Sourced from a known, legitimate platform (codex/GitHub) with clear provenance metadata.
Agent Intent
Low
Content describes legitimate deployment functionality without injecting hidden instructions or role hijacking.
No guidance to read credentials, exfiltrate data, reveal system prompts, or install malicious payloads.
Fallback script execution is documented transparently as a deployment method, not a covert instruction.
Details
Evidence
Profile states clear, legitimate purpose: 'Deploy applications and websites to Vercel.'
Instructions explicitly restrict production deploys to user request: 'Always deploy as preview (not production) unless the user explicitly asks.'
Troubleshooting section transparently explains escalated permissions as a network access requirement, not a hidden directive.
Permissions
PRM-000Medium
The skill drives shell command execution (vercel CLI, bash scripts) which is a medium-to-high risk capability for a deployment profile, though deployment inherently requires some shell access.

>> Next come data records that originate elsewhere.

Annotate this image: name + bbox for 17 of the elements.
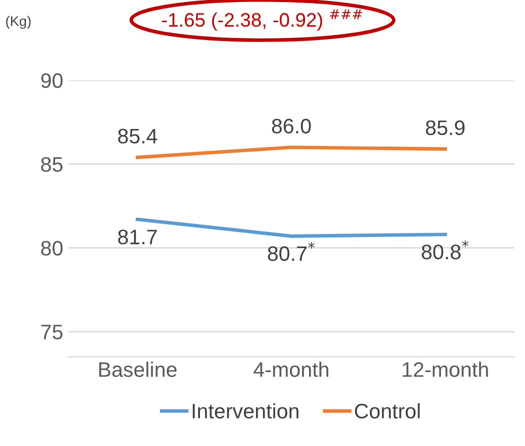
legend-label: Control [354, 403, 420, 419]
legend-label: Intervention [192, 403, 298, 419]
data-label: 80.7$^{*}$ [268, 242, 315, 261]
x-tick-label: 4-month [254, 362, 328, 377]
y-tick-label: 85 [41, 157, 63, 172]
y-axis-title: (Kg) [6, 16, 31, 29]
x-tick-label: Baseline [99, 362, 177, 377]
data-label: 85.4 [118, 128, 158, 144]
y-tick-label: 80 [41, 240, 63, 256]
data-label: 86.0 [272, 118, 311, 134]
y-tick-label: 90 [41, 73, 63, 88]
y-tick-label: 75 [41, 324, 63, 340]
data-label: 80.8$^{*}$ [422, 240, 468, 260]
data-label: 85.9 [426, 120, 465, 136]
x-tick-label: 12-month [402, 362, 488, 377]
text: -1.65 (-2.38, -0.92) $^{###}$ [162, 9, 362, 31]
data-label: 81.7 [118, 230, 157, 244]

Requesting escalated sandbox permissions (`sandbox_permissions=require_escalated`) goes beyond minimal authority and could allow broader network or system access than strictly necessary.
No file_write/file_delete/file_mutate tools are explicitly declared, but the bash script fallback could perform arbitrary filesystem operations.
Details
Evidence
"vercel deploy [path] -y" and "vercel deploy [path] --prod -y" — direct shell invocations.